It’s half-term and my three-year-old nephew Max is coming to stay. Max is the apple of my eye but I still like to think that I’m a firm aunty – able to say ‘no’, when he reaches for a gingerbread man in Caffe Nero.
The Husband, on the other hand, is a soft touch, and it took Max all of about two minutes to realise this. It’s no longer, ‘Aunty Katy, can I have a gingerbread man before lunch?‘
Oh no, he heads straight to Uncle Pushover and minutes later, re-appears, grinning like the cat that got the cream – tell-tale crumbs scattered around his mouth.
I left The Husband in charge of getting Max dressed for the morning and he managed to put his shoes on the wrong way round (Max’s shoes that is, not his own – although that isn’t beyond the realms of possibility either).
Having Max to stay is a lot of fun. From the minute he wakes up at 6am to the minute he goes to bed, his conversation is one long series of zany questions.
‘Why do dogs have bones in their body?’
‘Can submarines live in reservoirs?’
‘What would happen if Buzz Lightyear went all the way through space and kept on going?’
‘Where do you buy your multi-grain bread from?’
‘Have all the apartments got taps like your kitchen tap?’
He also has a strange condition called Barry Scott Tourette’s – where he is prone to suddenly shouting out ‘Barry Scott’ at random, usually in a public setting. Given my recent dealings with the hate-mailing Barry Scott impersonator, the irony of this does not escape me.

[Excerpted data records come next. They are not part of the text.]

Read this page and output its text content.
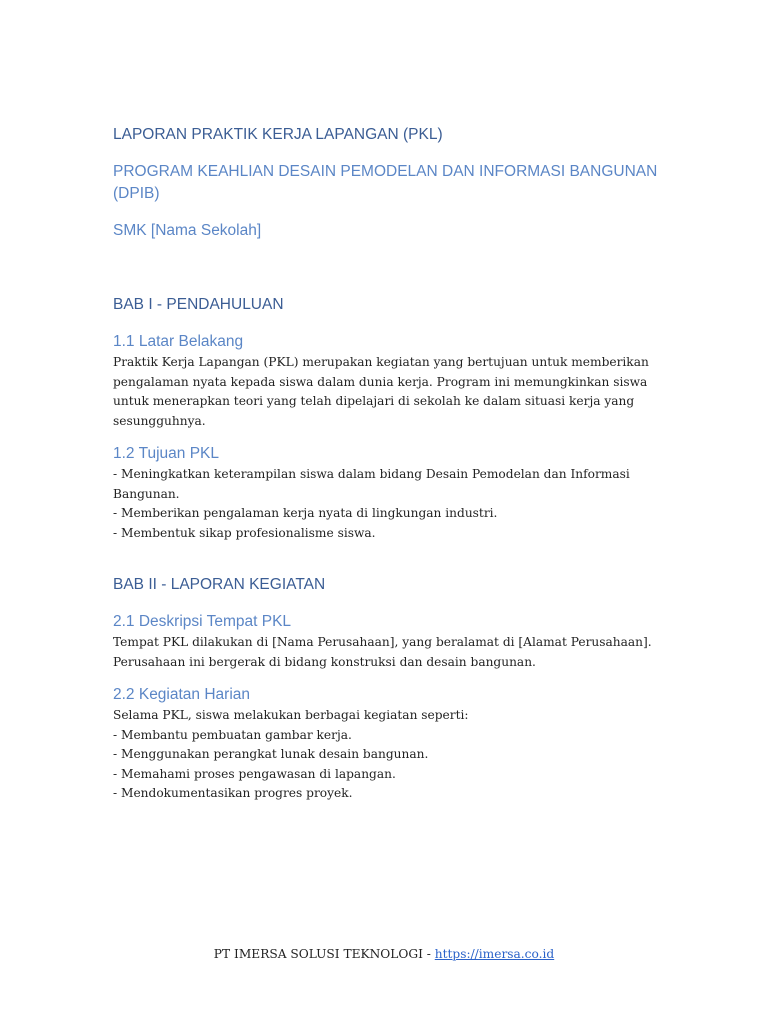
LAPORAN PRAKTIK KERJA LAPANGAN (PKL)
PROGRAM KEAHLIAN DESAIN PEMODELAN DAN INFORMASI BANGUNAN (DPIB)
SMK [Nama Sekolah]
BAB I - PENDAHULUAN
1.1 Latar Belakang
Praktik Kerja Lapangan (PKL) merupakan kegiatan yang bertujuan untuk memberikan
pengalaman nyata kepada siswa dalam dunia kerja. Program ini memungkinkan siswa
untuk menerapkan teori yang telah dipelajari di sekolah ke dalam situasi kerja yang
sesungguhnya.
1.2 Tujuan PKL
- Meningkatkan keterampilan siswa dalam bidang Desain Pemodelan dan Informasi
Bangunan.
- Memberikan pengalaman kerja nyata di lingkungan industri.
- Membentuk sikap profesionalisme siswa.
BAB II - LAPORAN KEGIATAN
2.1 Deskripsi Tempat PKL
Tempat PKL dilakukan di [Nama Perusahaan], yang beralamat di [Alamat Perusahaan].
Perusahaan ini bergerak di bidang konstruksi dan desain bangunan.
2.2 Kegiatan Harian
Selama PKL, siswa melakukan berbagai kegiatan seperti:
- Membantu pembuatan gambar kerja.
- Menggunakan perangkat lunak desain bangunan.
- Memahami proses pengawasan di lapangan.
- Mendokumentasikan progres proyek.
PT IMERSA SOLUSI TEKNOLOGI - https://imersa.co.id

My sister had drilled it into me that Max needed to go to the toilet just before he goes to bed, in order to avoid to any nighttime accidents.
‘Now, you need to go to the toilet before bed,’ I said, having overseen bath-time, pyjama-dressing and teeth-brushing.
‘I’ve tried,’ he said. ‘But nothing would come out.’
‘Can you try again?’ I pleaded, having visions of my pocket-sprung Habitat mattress being stained for ever.
‘Okay, Katy,’ he sighed, with an air of world-weariness.
That night, there was a wail at 1am.
‘Aunty Katyyyyyyy!’
Alarmed, I scurried down the corridor. ‘What’s wrong?!’
‘I can’t see Big Ted,’ he said. Big Ted is a big teddy bear that I’ve had since I was 2 years old. He was safely ensconced under the sheets next to Max (you can see his head in the picture).
‘He’s right next to you!’ I said.
Two hours later, and there was another wail. I hared down the corridor like a scullery maid.
‘I’d like some freshly-squeezed orange juice,’ he said.
I didn’t have any oranges and I didn’t have a juicer. I fetched him some water instead.
4am. Another wail. Back down the corridor I went.
‘What is it now?!’ I said.
‘I need my curls flattening,’ said Max, patting his hair.
Curls flattening? Freshly squeezed orange juice? This was like dealing with Little Lord Fauntleroy.
The next afternoon, Max said he wanted a tuna sandwich for lunch. We bought him a tuna sandwich but it wasn’t up to Fauntleroy’s exacting standards. Apparently it had cucumbers in: slimy, green things that his delicate palate just couldn’t contend with.
‘Can’t you just pick them out?’ hissed the husband.
Driving frantically around Leeds, looking for another tuna sandwich (sans cucumber), it slowly dawned on me that far from being the firm but fun aunty, I had lost all control.
Later, I phoned my sister to tell her of Fauntleroy’s demands.
She was flabbergasted.
‘He’s running rings round you,’ she said. ‘You need to GET FIRM.’
His lordship arrives tomorrow and this time I’m determined. There’ll be no flattening of curls in the night; no thoughts of feverishly juicing ripe Valencian oranges in the early hours, and certainly no careful removal of cucumber from Fauntleroy’s dolphin-friendly tuna steak sandwiches.
He’ll be lucky if he gets a bowl of gruel before being parceled off to bed early.
You might wonder how I’m going to resist these angelic blue eyes.
But NO-MESS aunty’s back in town. And this time, she’s getting tough.